Ok, rant over, y’all.

Hypocrisy much?

I read a lot about EMS in a lot of different forums.  And invariably, almost anytime something goes wrong, there’s a debate about “this wouldn’t have happened in my system.”  That’s usually followed by the inevitable debate about what model of EMS delivery to have, whether it’s fire-based, third service, private, hospital, or what have you.

I’ve heard a lot of medics accuse the fire service of wanting to take over EMS.  Heck, I’d even say there’s some validity to those arguments. When modern construction techniques and fire safety codes have dramatically reduced the number of structure fires, you have to have something for the guys and gals at the station house to do.   I’ll also concede that many large city fire departments pay lip service to the EMS mission and have a culture that doesn’t condemn lackluster care.

But ya know what? When you, as a third service, private, or hospital-based medic automatically say that the fire department either can’t or shouldn’t do EMS, aren’t you just the flip-side of the fire chief who says that only the fire service can do EMS?  Like them, you’re dismissing, often arrogantly, the prospect that just because someone wears a certain uniform, that they’re incapable of providing clinically appropriate, compassionated medicine?

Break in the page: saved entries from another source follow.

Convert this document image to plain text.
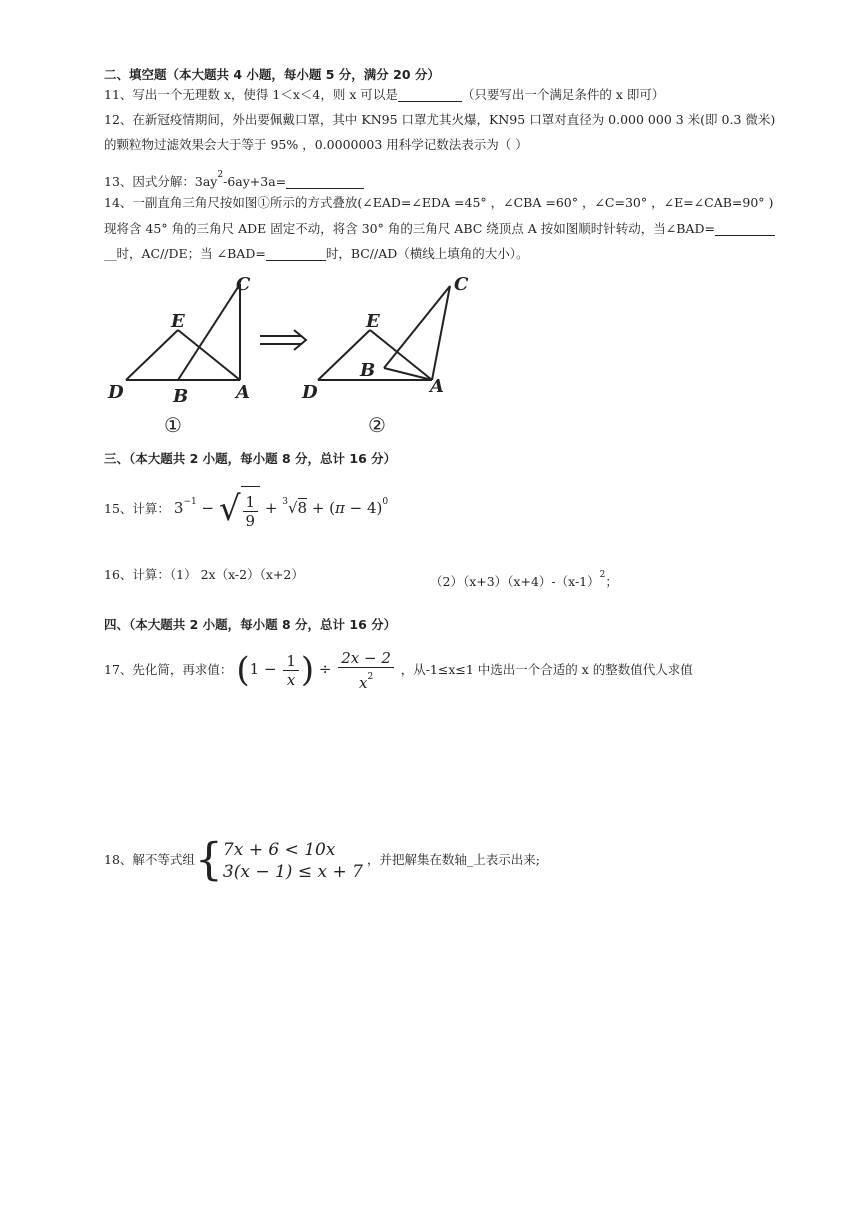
二、填空题（本大题共 4 小题，每小题 5 分，满分 20 分）
11、写出一个无理数 x，使得 1＜x＜4，则 x 可以是	（只要写出一个满足条件的 x 即可）
12、在新冠疫情期间，外出要佩戴口罩，其中 KN95 口罩尤其火爆，KN95 口罩对直径为 0.000 000 3 米(即 0.3 微米)
的颗粒物过滤效果会大于等于 95% ，0.0000003 用科学记数法表示为（ ）
13、因式分解：$3ay^2-6ay+3a=$
14、一副直角三角尺按如图①所示的方式叠放(∠EAD=∠EDA =45° ，∠CBA =60° ，∠C=30° ，∠E=∠CAB=90° )
现将含 45° 角的三角尺 ADE 固定不动，将含 30° 角的三角尺 ABC 绕顶点 A 按如图顺时针转动，当∠BAD=
__时，AC//DE；当 ∠BAD=	时，BC//AD（横线上填角的大小）。
C
E
D	B	A
①
C
E
D
B
A
②
三、（本大题共 2 小题，每小题 8 分，总计 16 分）
15、计算： $3^{-1}$ − √ $\frac{1}{9} + ^3√8 + (\pi - 4)^0$
16、计算：（1） 2x（x-2）（x+2）	$(2)(x+3)(x+4)-(x-1)^2$；
四、（本大题共 2 小题，每小题 8 分，总计 16 分）
17、先化简，再求值： ($1 - \frac{1}{x}$ ) ÷ $\frac{2x - 2}{x^2}$ ，从-1≤x≤1 中选出一个合适的 x 的整数值代人求值
18、解不等式组{ 7x + 6 < 10x
3(x − 1) ≤ x + 7
，并把解集在数轴_上表示出来;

What I’ve found in EMS, at least in the USA, is that every community has different needs, different demographics, different politics, and different resources.  The EMS model that Las Vegas uses might not work in rural Kansas.  And probably neither would work in inner city Houston.  That’s the beauty of EMS.  We’re always adapting.

So, as a personal request from your favorite blogger (Oh, wait, I’m not Kelly Grayson!), I’ll ask the fire medics to chill with the “ambulance driver” comments and attitude.  But for those of us whose ambulances aren’t red, we need to drop the “hose jockey” comments and saying that our patient isn’t on fire.

And by chance, if you’re in a system where you have first responders from another agency, take the time to work with them, help train them, and eventually, they might just rise to your expectations.  Canceling them, clearing them from the scene early, or talking down to them only means that they will be utterly and completely incapable of helping when you really, really need that second set of hands on a bad scene.

Just my $0.02 after reading some pretty heated stuff the last couple of days.  At the risk of sounding overly simplistic, we’re all supposed to be on the same team.  Let’s start acting like it.